I was rather amused to get an email from Sunset Tours this morning with the subject title: Air Zimbabwe Specials and Extra Baggage Allowances. The departure hall at Harare International Airport is a scary sight on the night that Air Zimbabwe flies to London. You can hardly swing a bag for the masses fleeing our sinking ship. Now with Extra Baggage Allowances one wonders if the plane will even get off the ground. By the sound of it (low and loud) it would seem that ScareZim clears my roof – I’m in the flight path – by barely a few feet as it is.
Then I laughed at a headline just seen: Zimbabwe Places Military On Alert: Says Opposition Planning A Coup. Hmmm. The Movement for Democratic can plan an election at best, and interminable board meetings at worst. But a coup is certainly outside of their capabilities. A headline like this is just another example of the type of propaganda that’s churned out by the state.
Meanwhile Tendai Dumbutshena writing for the Zimbabwe Times seems to have his head screwed on right going by his article Time for MDC to make big decision. OK, we got that, awhile back. Besides the fact that they are way over the deadline on making a decision, the fact is that they need to make a decision. Scary thought, I know. But Tendai puts things quite clearly . . .
Morgan Tsvangirai’s MDC meets on Sunday 18 January to decide whether to join the proposed inclusive government. It is imperative for the MDC to arrive at a clear decision that leaves no room for uncertainty or ambiguity. It is now four months since the Global Political Agreement (GPA) was signed on 15 September 2008. A lot has transpired in that time. The MDC should be in a position to make a firm decision based on concrete facts and not unrealistic hopes.
This is no time to dilly-dally. The party is either joining the government or opting out. There are no more SADC summits that will help the situation. All parties including SADC have made their positions crystal clear.
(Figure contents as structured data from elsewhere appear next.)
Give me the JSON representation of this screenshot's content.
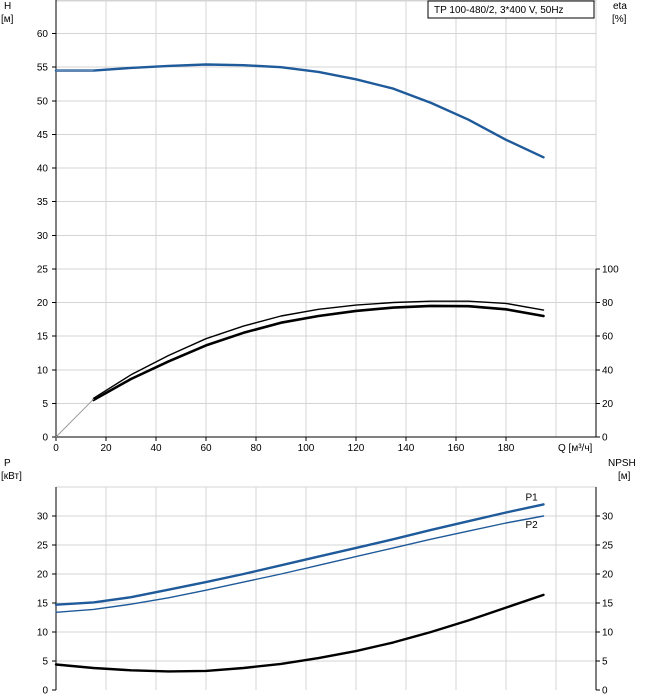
{
  "chart_data": [
    {
      "type": "line",
      "panel": "top",
      "title": "TP 100-480/2, 3*400 V, 50Hz",
      "x_axis": {
        "title": "Q [м³/ч]",
        "range": [
          0,
          200
        ],
        "ticks": [
          0,
          20,
          40,
          60,
          80,
          100,
          120,
          140,
          160,
          180
        ]
      },
      "y_left": {
        "title_line1": "H",
        "title_line2": "[м]",
        "range": [
          0,
          65
        ],
        "ticks": [
          0,
          5,
          10,
          15,
          20,
          25,
          30,
          35,
          40,
          45,
          50,
          55,
          60
        ]
      },
      "y_right": {
        "title_line1": "eta",
        "title_line2": "[%]",
        "range": [
          0,
          100
        ],
        "ticks": [
          0,
          20,
          40,
          60,
          80,
          100
        ]
      },
      "grid": true,
      "series": [
        {
          "axis": "left",
          "color": "#1f5a9a",
          "points": [
            [
              0,
              54.5
            ],
            [
              15,
              54.5
            ],
            [
              30,
              54.9
            ],
            [
              45,
              55.2
            ],
            [
              60,
              55.4
            ],
            [
              75,
              55.3
            ],
            [
              90,
              55.0
            ],
            [
              105,
              54.3
            ],
            [
              120,
              53.2
            ],
            [
              135,
              51.8
            ],
            [
              150,
              49.7
            ],
            [
              165,
              47.2
            ],
            [
              180,
              44.2
            ],
            [
              195,
              41.6
            ]
          ]
        },
        {
          "axis": "right",
          "color": "#000000",
          "points": [
            [
              15,
              23
            ],
            [
              30,
              37
            ],
            [
              45,
              48.5
            ],
            [
              60,
              58.5
            ],
            [
              75,
              66
            ],
            [
              90,
              72
            ],
            [
              105,
              76
            ],
            [
              120,
              78.5
            ],
            [
              135,
              80
            ],
            [
              150,
              80.8
            ],
            [
              165,
              80.8
            ],
            [
              180,
              79.5
            ],
            [
              195,
              75.5
            ]
          ]
        },
        {
          "axis": "right",
          "color": "#000000",
          "points": [
            [
              15,
              22
            ],
            [
              30,
              34.5
            ],
            [
              45,
              45
            ],
            [
              60,
              54.5
            ],
            [
              75,
              62
            ],
            [
              90,
              68
            ],
            [
              105,
              72
            ],
            [
              120,
              75
            ],
            [
              135,
              77
            ],
            [
              150,
              78
            ],
            [
              165,
              77.8
            ],
            [
              180,
              76
            ],
            [
              195,
              72
            ]
          ]
        },
        {
          "axis": "right",
          "color": "#9a9a9a",
          "points": [
            [
              0,
              0
            ],
            [
              15,
              22.5
            ]
          ]
        }
      ]
    },
    {
      "type": "line",
      "panel": "bottom",
      "x_axis": {
        "range": [
          0,
          200
        ]
      },
      "y_left": {
        "title_line1": "P",
        "title_line2": "[кВт]",
        "range": [
          0,
          35
        ],
        "ticks": [
          0,
          5,
          10,
          15,
          20,
          25,
          30
        ]
      },
      "y_right": {
        "title_line1": "NPSH",
        "title_line2": "[м]",
        "range": [
          0,
          35
        ],
        "ticks": [
          0,
          5,
          10,
          15,
          20,
          25,
          30
        ]
      },
      "grid": true,
      "series": [
        {
          "name": "P1",
          "axis": "left",
          "color": "#1f5a9a",
          "points": [
            [
              0,
              14.7
            ],
            [
              15,
              15.1
            ],
            [
              30,
              16.0
            ],
            [
              45,
              17.3
            ],
            [
              60,
              18.6
            ],
            [
              75,
              20.0
            ],
            [
              90,
              21.5
            ],
            [
              105,
              23.0
            ],
            [
              120,
              24.5
            ],
            [
              135,
              26.0
            ],
            [
              150,
              27.6
            ],
            [
              165,
              29.1
            ],
            [
              180,
              30.6
            ],
            [
              195,
              32.0
            ]
          ]
        },
        {
          "name": "P2",
          "axis": "left",
          "color": "#1f5a9a",
          "points": [
            [
              0,
              13.4
            ],
            [
              15,
              13.9
            ],
            [
              30,
              14.8
            ],
            [
              45,
              15.9
            ],
            [
              60,
              17.2
            ],
            [
              75,
              18.6
            ],
            [
              90,
              20.0
            ],
            [
              105,
              21.5
            ],
            [
              120,
              23.0
            ],
            [
              135,
              24.5
            ],
            [
              150,
              26.0
            ],
            [
              165,
              27.4
            ],
            [
              180,
              28.8
            ],
            [
              195,
              30.0
            ]
          ]
        },
        {
          "axis": "right",
          "color": "#000000",
          "points": [
            [
              0,
              4.4
            ],
            [
              15,
              3.8
            ],
            [
              30,
              3.4
            ],
            [
              45,
              3.2
            ],
            [
              60,
              3.3
            ],
            [
              75,
              3.8
            ],
            [
              90,
              4.5
            ],
            [
              105,
              5.5
            ],
            [
              120,
              6.7
            ],
            [
              135,
              8.2
            ],
            [
              150,
              10.0
            ],
            [
              165,
              12.0
            ],
            [
              180,
              14.2
            ],
            [
              195,
              16.4
            ]
          ]
        }
      ]
    }
  ]
}
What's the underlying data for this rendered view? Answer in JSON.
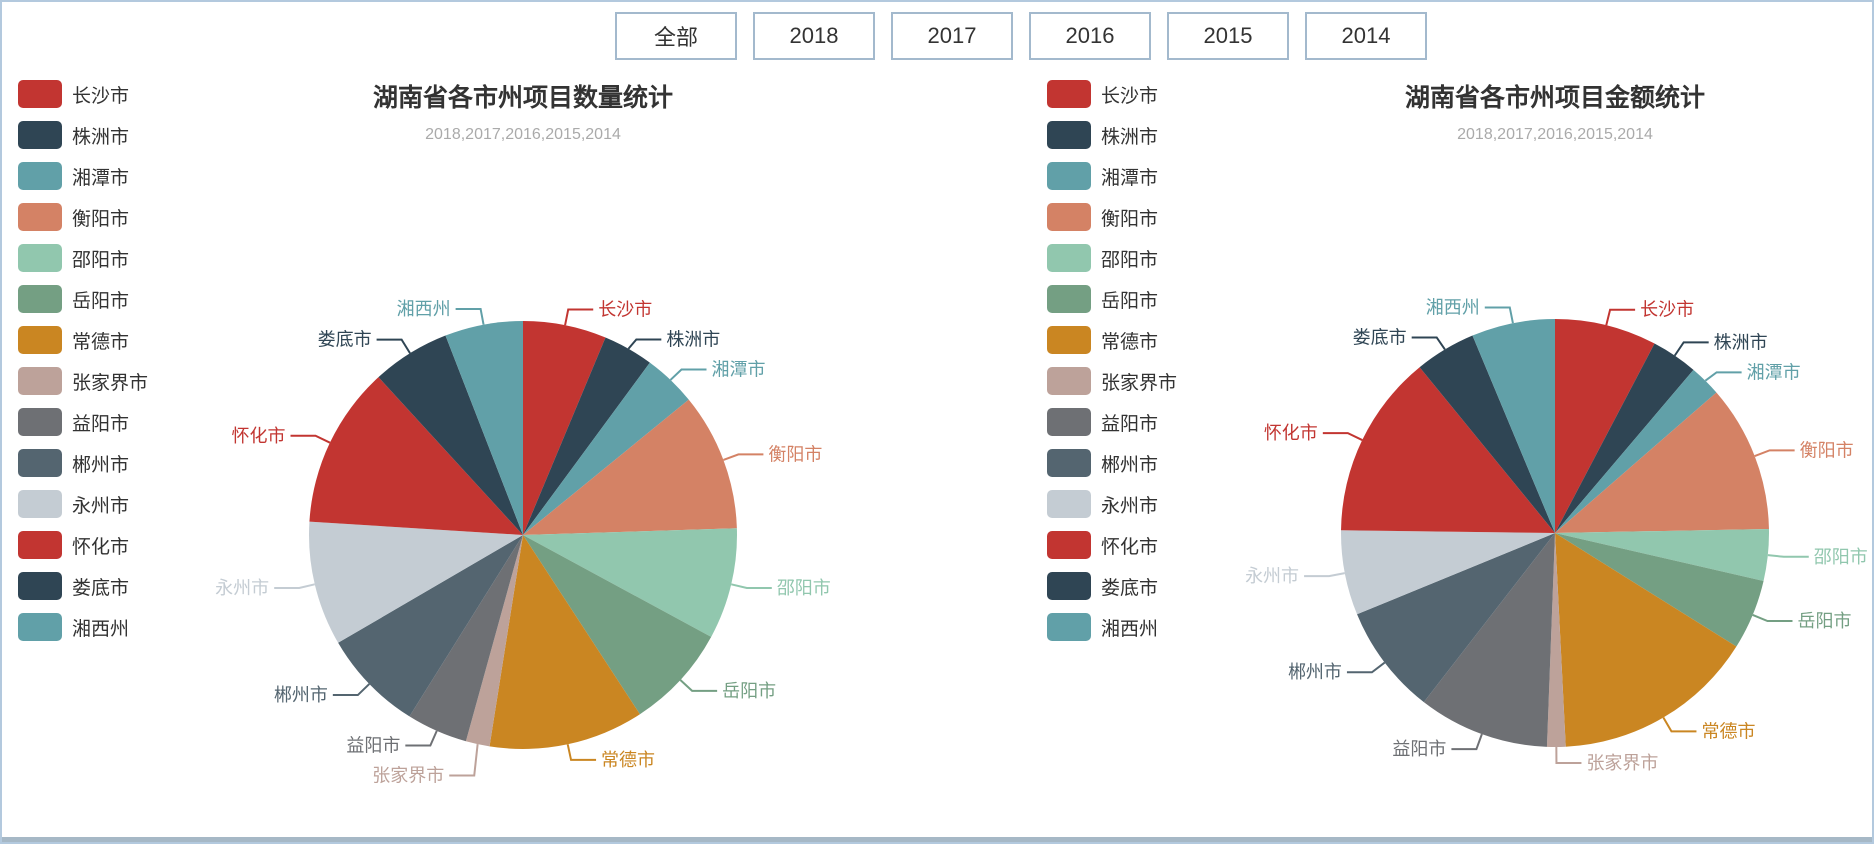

It is decision time for the MDC.
A coalition or unity government only works if parties in it have a common purpose. In Zimbabwe this is clearly not the case. Mugabe sees the inclusive government as a tactical ploy to ultimately outmaneuvre the MDC. He does not see it as a vehicle through which the political and economic crisis in Zimbabwe can be genuinely tackled. His main objective is not to bring prosperity to the people of Zimbabwe but to rule them until he drops dead. He only signed the agreement to secure legitimacy for his presidency which he could not obtain through the ballot box. He detests the idea of having the MDC in government even as junior partners.
He has no intention of allowing the inclusive government to serve a full five – year term. His intention is to call for an early election when he believes the MDC is sufficiently weakened. Mugabe is shrewd enough to know that the MDC’s presence as junior partners in a largely ineffectual government will have serious political consequences for it. With no improvement in the lives of Zimbabweans the MDC’s political fortunes will rapidly nosedive. At the same time the MDC’s foot soldiers – the backbone of the party – will continue to be killed, arrested, tortured and displaced. With its organizers battered and demoralized and its structures crippled, the MDC will be ripe for easy pickings in an early snap election.
We should however debate one of the observations Tendai makes . . .
The argument is often presented by some analysts that the MDC will be cast into the political wilderness if it declines to join the inclusive government. This is a false argument bereft of any merit. The MDC’s raison d’etre is to seek democratic change in Zimbabwe. That is supposed to be its mission. It is not to seek political accommodation with a regime hell bent on preserving its own tyrannical rule.
As Amanda raised in her recent blog, perhaps the MDC is in fact seeking some sort of political accommodation rather than the ousting of Mugabe. Clearly the MDC has struggled to get rid of Mugabe democratically, and if they are unable to pull off a coup (and who wants one anyway), then politicians (rather than freedom fighters) opt for political accommodation.
On the 18th January Tsvangirai will have a hard time persuading his colleagues and MPs to walk away from a negotiated settlement. They will want to keep the dollars and perks that Mugabe has been dangling in front of them.